"Your anger and resentment are fully justified," he said quietly. "We'll try to wind up the technical part of this investigation as soon as possible, so you and your people can come in and do what's necessary to cleanse the site."
This statement earned McLeod a look of mingled surprise and gratitude.
"We'd be very much obliged," MacFarlane said.
"I'm the one who's obliged," McLeod replied. He took one of his cards from his pocket and presented it. "If you come across anything
MacFarlane took the card, fingering it thoughtfully. "I'll do that," he promised.
"Thank you," McLeod said, and then turned to Chisholm. "Now I'd like a look at where you said you think the vehicles parked."
Meanwhile, Peregrine had set about his own work, preparing to settle in while McLeod and Chisholm inspected the stones and then moved off to find lolo MacFarlane. Before he could even begin to draw, his initial task was to isolate the impressions of immediate relevance from the surging background sea of historical images. At such an ancient site, it would not be easy.
Moving outside the circle of stones, Peregrine withdrew along the western arm of the cross until he could find an angle that gave him an overall view of the central circle. Taking shelter in the lee of one of the stones, he pulled off his right glove and opened his sketch box long enough to remove a sketch pad and pencil, then gave the box into Harry's keeping while he turned his attention to the circle stretched before him.
A slowly drawn breath eased him into trance with a smoothness born of practice as he set himself to filter out all the other resonances, layer by layer, until he at last was left focused on a stratum of dark images from the immediate past. Under cover of blowing on his fingers to warm them, he set the stone of his Adept ring briefly to his lips, commending himself to the guidance and protection of the Light, then set pencil to paper and let the dark images channel through his drawing hand. Wholly absorbed in his work, Peregrine soon ceased to be aware of anything else.
He worked thus for perhaps half an hour, changing location several times, filling half a dozen pages of his sketchbook with impressions. Harry observed the process with interest at first, but Peregrine's concentration clearly did not invite comment or conversation. Growing fidgety after a while, Harry circulated around the site on his own, making his own observations, increasingly restless but always drawn back to the young artist's side to see what was taking shape beneath his flying pencil, especially when Peregrine changed locations.

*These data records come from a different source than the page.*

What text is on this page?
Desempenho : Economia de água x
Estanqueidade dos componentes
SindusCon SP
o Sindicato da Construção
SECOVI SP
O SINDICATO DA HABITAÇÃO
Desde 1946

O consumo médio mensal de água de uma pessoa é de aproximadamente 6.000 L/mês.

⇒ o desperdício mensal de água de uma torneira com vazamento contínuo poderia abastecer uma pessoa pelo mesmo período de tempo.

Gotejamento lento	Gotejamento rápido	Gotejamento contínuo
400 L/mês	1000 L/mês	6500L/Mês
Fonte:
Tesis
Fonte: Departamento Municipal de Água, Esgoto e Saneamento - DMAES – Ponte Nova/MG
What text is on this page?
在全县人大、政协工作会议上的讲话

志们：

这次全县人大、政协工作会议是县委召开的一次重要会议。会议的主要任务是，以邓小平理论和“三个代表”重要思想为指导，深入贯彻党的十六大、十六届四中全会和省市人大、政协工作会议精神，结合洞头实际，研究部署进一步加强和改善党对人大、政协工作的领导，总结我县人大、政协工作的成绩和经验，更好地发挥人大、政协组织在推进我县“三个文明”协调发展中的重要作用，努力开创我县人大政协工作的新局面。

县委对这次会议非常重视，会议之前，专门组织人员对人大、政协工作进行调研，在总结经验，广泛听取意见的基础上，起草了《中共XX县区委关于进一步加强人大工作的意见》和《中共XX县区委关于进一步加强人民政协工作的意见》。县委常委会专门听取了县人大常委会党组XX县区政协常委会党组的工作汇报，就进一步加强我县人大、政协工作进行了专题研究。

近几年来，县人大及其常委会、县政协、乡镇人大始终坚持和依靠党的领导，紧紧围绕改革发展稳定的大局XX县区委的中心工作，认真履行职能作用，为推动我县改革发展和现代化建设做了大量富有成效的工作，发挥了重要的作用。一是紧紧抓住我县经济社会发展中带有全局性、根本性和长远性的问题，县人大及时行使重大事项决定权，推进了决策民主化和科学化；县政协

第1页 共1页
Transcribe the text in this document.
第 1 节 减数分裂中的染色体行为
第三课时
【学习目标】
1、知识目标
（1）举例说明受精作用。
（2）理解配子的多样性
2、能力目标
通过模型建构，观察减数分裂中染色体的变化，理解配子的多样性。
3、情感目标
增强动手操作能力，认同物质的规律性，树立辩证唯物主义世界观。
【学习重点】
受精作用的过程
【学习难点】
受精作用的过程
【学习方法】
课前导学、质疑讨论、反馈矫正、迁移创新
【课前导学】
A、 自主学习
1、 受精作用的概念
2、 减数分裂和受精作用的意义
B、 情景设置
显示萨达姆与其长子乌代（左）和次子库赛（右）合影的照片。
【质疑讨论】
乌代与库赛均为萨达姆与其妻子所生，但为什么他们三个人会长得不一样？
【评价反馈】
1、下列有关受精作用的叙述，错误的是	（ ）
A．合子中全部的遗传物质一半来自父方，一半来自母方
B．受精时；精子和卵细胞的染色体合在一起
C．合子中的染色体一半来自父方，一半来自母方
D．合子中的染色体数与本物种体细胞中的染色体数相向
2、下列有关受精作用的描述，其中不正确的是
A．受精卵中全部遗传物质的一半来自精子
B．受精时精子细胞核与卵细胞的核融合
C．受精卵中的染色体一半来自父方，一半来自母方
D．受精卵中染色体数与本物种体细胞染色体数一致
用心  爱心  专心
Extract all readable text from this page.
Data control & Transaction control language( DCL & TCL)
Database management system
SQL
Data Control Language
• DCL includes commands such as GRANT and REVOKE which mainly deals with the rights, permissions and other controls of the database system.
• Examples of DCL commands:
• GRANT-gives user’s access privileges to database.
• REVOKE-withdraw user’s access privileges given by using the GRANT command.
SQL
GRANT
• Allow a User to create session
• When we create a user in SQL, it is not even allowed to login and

Peregrine had moved into the center of the circle to sketch, now sitting on his sketch box, which he'd retrieved from Harry. He was deep in a study of the dark stain where the bull had lain when Harry again returned to his side. This time, as he peered over Peregrine's shoulder, he found the other man's pencil strokes blurring in front of him like the ghost-image of a spinning propeller-blade, almost drawing him into the sketch.
Removing his sunglasses, Harry knuckled at his eyes and turned away. As he did so, his gaze lighted upon a blackened curl of something that looked like a small black snake lying on the ground beside the central monolith, just inside the blood-traced circle.
Curious, he moved closer to crouch in the lee of the monolith, prodding whatever it was with one earpiece of the glasses and then lifting it for a closer look. It was not a snake. He was just considering whether the object might be a narrow strip of bull's hide when it slid down the earpiece and onto his hand. Its touch triggered a startling and overwhelming cascade of alien images that set him reeling back to sit hard in the snow.
Harry's strangled exclamation jolted Peregrine from his sketching trance. Looking up sharply, he saw the barrister crumpling dazedly against the central monolith, eyes unseeing and fists clenched hard against his chest. Jamming his pencil through the spiral binding at the top of the sketch pad, Peregrine thrust the pad under his arm and sprang to Harry's aid.
"Harry!" he whispered urgently, seizing the man's arm and at the same time trying to block him from view by anyone who might be watching. "Harry, what's the matter?"
Both the scrap of hide and Harry's sunglasses had fallen from his fingers as he sat, and he shook his head in dazed bewilderment as he regained awareness of his surroundings - and his wet posterior.
"Christ!" he murmured under his breath, bracing himself against Peregrine and scrambling back to a crouch, brushing vainly at the seat of his trousers.
"What happened?" Peregrine demanded, giving Harry's arm a shake when he did not immediately respond. "Harry, are you all right?"